«Onori agli Standschützen,  persone a torto dimenticate»

Nelle trincee del Nagià-Grom, domenica prossima verrà inaugurato Il primo monumento in regione per ricordare gli Standschützen che combatterono nei ranghi austriaci in Vallagarina sarà inaugurato domenica sul Nagià-Grom, alla presenza del Gruppo alpini «Remo Rizzardi» di Mori, che da più di un decennio lavora per ripulire le trincee del Biaena, e del Gruppo storico trentino

di Laura Galassi

 StandschützenMORI - Il primo monumento in regione per ricordare gli Standschützen che combatterono nei ranghi austriaci in Vallagarina sarà inaugurato domenica 26 maggio sul Nagià-Grom, alla presenza del Gruppo alpini «Remo Rizzardi» di Mori, che da più di un decennio lavora per ripulire le trincee del Biaena, e del Gruppo storico trentino.
La presenza dei bersaglieri accanto ai reparti regolari dell'esercito è un argomento poco indagato della storia del Primo conflitto mondiale, anche se il contributo degli Standschützen nella costruzione di strade, nei turni di guardia e nei servizi alle truppe fu molto prezioso. Sabato alle 20.30 a teatro sarà inaugurata un'esposizione tematica su «Standschützen e Alpini tra Monte Nagià Grom e Fiume Adige», mentre domenica, nel reparto cucine delle trincee grestane, dalle 9.15 si svelerà il monumento ai caduti e la lapide a Franco Silli, l'alpino moriano che più di tutti ha voluto valorizzare i reperti storici.
L'area tra Manzano e Nomesino era dotata di caverne per il ricovero dei soldati, baracche, postazioni cannoniere, magazzini, una cisterna per l'acqua e una cucina da campo con numerosi fuochi. Le posizioni erano collegate da camminamenti che garantivano lo spostamento dei soldati al riparo dal tiro nemico. Qui non vi furono mai vere e proprie battaglie e per questo lo stato di conservazione è buono.
Ogni sasso faticosamente rimesso a posto dagli alpini, ogni postazione e ogni cunicolo ripuliti dalle erbacce sono opera anche degli Standschützen. Chi erano questi bersaglieri? «Erano un gruppo paramilitare, di madrelingua tedesca e italiana, formato al tiro a segno che, in caso di aggressione, era incaricato della difesa territoriale tirolese. I battaglioni erano formati da minorenni o da persone sopra i 50 anni, coloro che erano esclusi dalla chiamata alle armi», spiega Oswald Mederle, membro dell'associazione Un territorio due fronti e vicepresidente dell'Associazione storica tirolese di Bolzano. «Gli ufficiali li snobbavano, perché non sapevano marciare». Con l'esercito austriaco impegnato contro la Russia in Galizia, gli Standschützen in Trentino hanno sopperito alla carenza di truppe regolari.
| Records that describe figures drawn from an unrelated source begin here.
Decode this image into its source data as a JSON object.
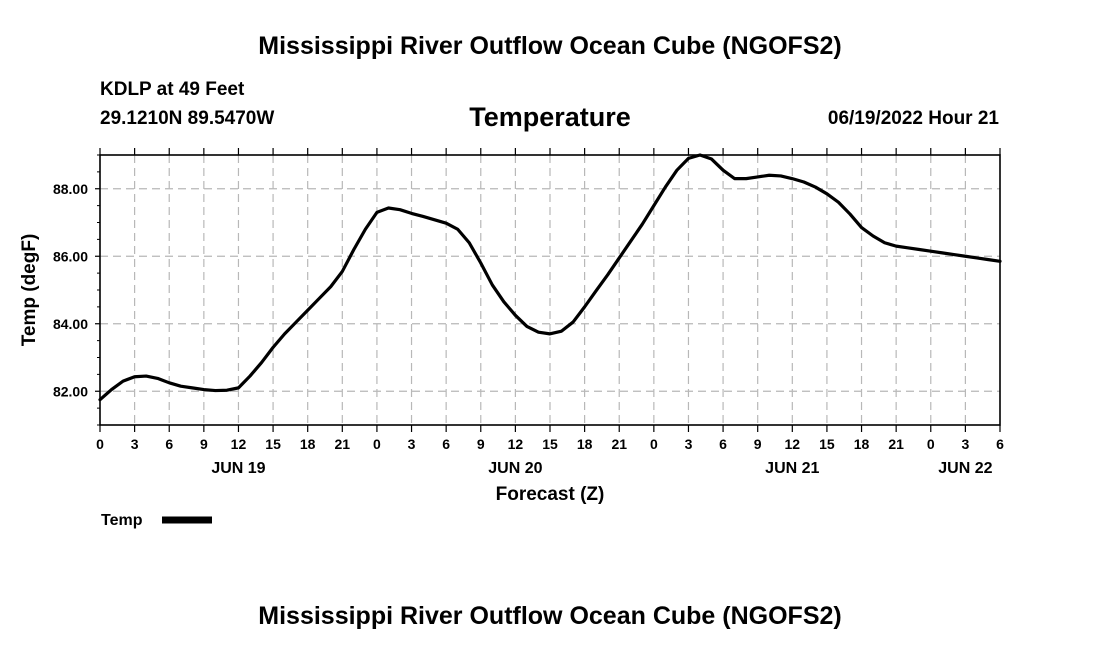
{
  "header": {
    "title": "Mississippi River Outflow Ocean Cube (NGOFS2)",
    "station_name": "KDLP at 49 Feet",
    "coordinates": "29.1210N  89.5470W",
    "variable": "Temperature",
    "timestamp": "06/19/2022 Hour 21"
  },
  "footer": {
    "title": "Mississippi River Outflow Ocean Cube (NGOFS2)"
  },
  "colors": {
    "line": "#000000",
    "grid": "#b8b8b8",
    "background": "#ffffff"
  },
  "chart_data": {
    "type": "line",
    "title": "Temperature",
    "xlabel": "Forecast (Z)",
    "ylabel": "Temp (degF)",
    "xlim": [
      0,
      78
    ],
    "ylim": [
      81,
      89
    ],
    "x_ticks": [
      0,
      3,
      6,
      9,
      12,
      15,
      18,
      21,
      24,
      27,
      30,
      33,
      36,
      39,
      42,
      45,
      48,
      51,
      54,
      57,
      60,
      63,
      66,
      69,
      72,
      75,
      78
    ],
    "x_tick_labels": [
      "0",
      "3",
      "6",
      "9",
      "12",
      "15",
      "18",
      "21",
      "0",
      "3",
      "6",
      "9",
      "12",
      "15",
      "18",
      "21",
      "0",
      "3",
      "6",
      "9",
      "12",
      "15",
      "18",
      "21",
      "0",
      "3",
      "6"
    ],
    "date_labels": [
      {
        "x": 12,
        "label": "JUN 19"
      },
      {
        "x": 36,
        "label": "JUN 20"
      },
      {
        "x": 60,
        "label": "JUN 21"
      },
      {
        "x": 75,
        "label": "JUN 22"
      }
    ],
    "y_ticks": [
      82,
      84,
      86,
      88
    ],
    "y_tick_labels": [
      "82.00",
      "84.00",
      "86.00",
      "88.00"
    ],
    "grid": true,
    "legend_position": "bottom-left",
    "series": [
      {
        "name": "Temp",
        "x": [
          0,
          1,
          2,
          3,
          4,
          5,
          6,
          7,
          8,
          9,
          10,
          11,
          12,
          13,
          14,
          15,
          16,
          17,
          18,
          19,
          20,
          21,
          22,
          23,
          24,
          25,
          26,
          27,
          28,
          29,
          30,
          31,
          32,
          33,
          34,
          35,
          36,
          37,
          38,
          39,
          40,
          41,
          42,
          43,
          44,
          45,
          46,
          47,
          48,
          49,
          50,
          51,
          52,
          53,
          54,
          55,
          56,
          57,
          58,
          59,
          60,
          61,
          62,
          63,
          64,
          65,
          66,
          67,
          68,
          69,
          70,
          71,
          72,
          73,
          74,
          75,
          76,
          77,
          78
        ],
        "values": [
          81.75,
          82.05,
          82.3,
          82.43,
          82.45,
          82.38,
          82.25,
          82.15,
          82.1,
          82.05,
          82.02,
          82.03,
          82.1,
          82.45,
          82.85,
          83.3,
          83.7,
          84.05,
          84.4,
          84.75,
          85.1,
          85.55,
          86.2,
          86.8,
          87.3,
          87.43,
          87.38,
          87.27,
          87.18,
          87.08,
          86.98,
          86.8,
          86.4,
          85.8,
          85.15,
          84.65,
          84.25,
          83.92,
          83.75,
          83.7,
          83.78,
          84.05,
          84.5,
          84.98,
          85.45,
          85.95,
          86.45,
          86.95,
          87.5,
          88.05,
          88.55,
          88.9,
          89.0,
          88.88,
          88.55,
          88.3,
          88.3,
          88.35,
          88.4,
          88.38,
          88.3,
          88.2,
          88.05,
          87.85,
          87.6,
          87.25,
          86.85,
          86.6,
          86.4,
          86.3,
          86.25,
          86.2,
          86.15,
          86.1,
          86.05,
          86.0,
          85.95,
          85.9,
          85.85
        ]
      }
    ]
  },
  "legend": {
    "label": "Temp"
  }
}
All'inizio della guerra il confine austriaco si trovava sulle pendici del Baldo, ma progressivamente la difesa si spostò in Val di Gresta, dove le posizioni erano più difendibili. «Dal 1914 i bersaglieri avevano cominciato a costruire fortificazioni sul Creino. Il Nagià-Grom dapprima era un piccolo avamposto, poi venne ampliato. Nella zona erano di stanza tre battaglioni: gli Standschützen Battailon Bressanone, quelli di Kitzbühel e il Reutte Uno», fa notare Mederle.
Le unità di madrelingua italiana all'inizio hanno servito con devozione l'Impero, ma poco alla volta le formazioni si sono dissolte e riunite con i tedescofoni. «È difficile trovare informazioni di unità trentine all'archivio di Innsbruck o Vienna. Come conseguenza del trattato di Saint-Germain, nell'autunno 1919 tutti gli atti riguardanti i Trentini tirolesi furono consegnati in più carrozze ferroviarie alle autorità italiane. Purtroppo nessuno sa dove siano andati a finire», constata con amarezza lo studioso.
L'associazione storica tirolese ha cominciato a indagare la presenza degli Standschützen dopo essere stata invitata dagli alpini moriani a lavorare spalla contro spalla nel ripristino delle trincee. Senza pensare troppo alle bandiere per le quali gli antenati avevano combattuto, le due associazioni hanno deciso di rendere memoria ad ambo le parti. «I bersaglieri sono un gruppo di persone dimenticate che meriterebbero gli onori degli altri combattenti», sottolinea lo studioso che collabora con il Museo della guerra.